2. I'm crossposting this from Dreamwidth because I think there are maybe some folks here to whom the following might be of interest.

When I was writing Indonesian SPN fic, I found myself wanting to write Dean lapsing unthinkingly into Sunda. Sunda is the local language in west Java (WEST SIIIIIIDE), and my family on my mother's side would always lapse into it from Bahasa Indonesia when they are excited or surprised. Because of this (and systemic bias), it's a language I associate with intimacy and high emotion. Sunda!Wikipedia! I mean, I can totally see Dean going, "Dahar euy!" when Sam comes back with take-out.

I dunno how much sense it would make even if it's just a translation trying to capture the 'feel' of things. In the hypothetical world where the Winchesters speaking Sunda makes sense, though, I see Sam speaking less Sunda than Dean. Maybe when they were growing up, Sam and Dean used to speak more Sunda to each other and to their dad, but when Sam went to Stanford, Sunda was one more thing to distance himself from as he embraced the standard language and a standard life. Also, when Sam and Dean are pretending to be cops or whatever, they'd probably have their furtive exchanges in Sunda.

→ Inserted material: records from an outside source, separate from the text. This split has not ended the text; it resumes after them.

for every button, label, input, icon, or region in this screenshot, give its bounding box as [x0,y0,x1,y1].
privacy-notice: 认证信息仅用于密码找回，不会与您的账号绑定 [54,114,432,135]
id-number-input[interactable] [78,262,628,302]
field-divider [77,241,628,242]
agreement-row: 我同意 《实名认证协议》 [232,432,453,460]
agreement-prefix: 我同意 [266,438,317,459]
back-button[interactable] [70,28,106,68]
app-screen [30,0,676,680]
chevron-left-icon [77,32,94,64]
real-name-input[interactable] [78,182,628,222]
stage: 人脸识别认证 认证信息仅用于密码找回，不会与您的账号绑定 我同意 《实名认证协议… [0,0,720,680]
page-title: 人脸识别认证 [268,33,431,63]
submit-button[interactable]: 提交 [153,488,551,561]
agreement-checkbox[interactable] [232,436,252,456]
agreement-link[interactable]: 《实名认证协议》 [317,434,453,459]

In the USA, this kind of multilingualism seems to be associated almost exclusively with immigrant/multicultural families, which Sam and Dean are kind of not. In Indonesia, people who also speak Sunda, Javanese, Batak, etc. have been there for centuries, but their language has been minoritized and deemed informal anyway. And so maybe this is why Sam and Dean can't speak Sunda, haha -- the sociolinguistic foundations just aren't the same, and the implications of being multilingual are different.

I wonder if this is one of the reasons why there are so many terrible Indonesian translations of things. It seems there is a higher percentage of multilingual people in Indonesia, but literary/translating conventions seem to favor monolingual stories, thus bringing up issues of how to best capture ~authenticity~. Perhaps this is changing, though. A recent Indonesian soap opera, Muslimah, had their characters speaking FOUR languages: Bahasa Indonesia, Sunda, English, and Arabic. There were subtitles. It was glorious, and utter crap, and my mother never missed a single episode.

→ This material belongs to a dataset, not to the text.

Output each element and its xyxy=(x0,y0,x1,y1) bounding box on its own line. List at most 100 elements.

I still want Dean yelling, "Kumaha atuh!" in frustration when butting heads with Sam, though.


3. Here are some things I read that I enjoyed and agree with: cultural appropriation, ally arrogance, 'strong female character' bullshit.

ETA: JIM BEAVER TWEETING IN INDONESIAN. MY WORLDS ARE FOREVER COLLIDING. \o/

This entry was originally posted at http://whynot.dreamwidth.org/17036.html. Please comment there using OpenID.

[identity profile] labseraph.livejournal.com 2010-03-22 12:16 pm (UTC)(link)
John Wicaksono waxes nostalgic ...

OMG LOL ROTF LMAO. *envisions JDM snarling in Bahasa Indonesia*

The dilemma you propose here wrt the Winchesters being 2nd and 3rd gen immigrants can work. Of course if we work in the context of Indonesia and the general acceptance of the supernatural in Indonesia it will be wildly AU but with great promise. Sundal bolong transplanted would give la llorona a run for her money. :D And of course working with mantera and kemenyan and sharpened yellow bamboo would make things slightly difficult, y/y?

And would he be a womanizer to the extent that Dean is? COULD he be?

Interesting point. If Dean were to adhere to the cultural norms of Indonesia (re his romanticisation) it would make things difficult. Flirtatious, yes but sexual engagement? *rubs chin*

And would he be a womanizer to the extent that Dean is? COULD he be?


OMG YES!

The Indonesian sinetron commonly use modern Bahasa Indonesia which is similar but very different to Bahasa Melayu used in Malaysia. Like the "word "kapan" used to mean "when" in Indonesia, means burial shroud in Malaysia. And the use of verbalised acronyms is something not usually done in Malaysia; some is downright comical (e.g.Pundek = Penolong Direktur; in Bahasa Melayu it means genitalia). So mos def subtitles. *grin*

[identity profile] twoskeletons.livejournal.com 2010-03-23 01:08 am (UTC)(link)
Hmm, ya I'd have to do some research on how hunters in Indonesia would fight evil. I bet it'd vary from region to region.

I think Dean Dimas would sexually engage. I think he'd resort to prostitutes more than Dean does though. His romanticization of Indonesia is not manifested in a dedication to social mores, I think, but in a dedication to his family, and the perpetuation of the feeling of family (or at least an attempt at it). So he'll speak more Indonesian than Sam Satri, he'll tease Satri in Sundanese, he'll follow his dad to the ends of the earth, he will be quick to play the blame-the-bule game, but he is also unrelenting in his adaptation to this American life, because he has to be, because Dimas is a survivor and a fighter and to be between two worlds is, after all, nothing new.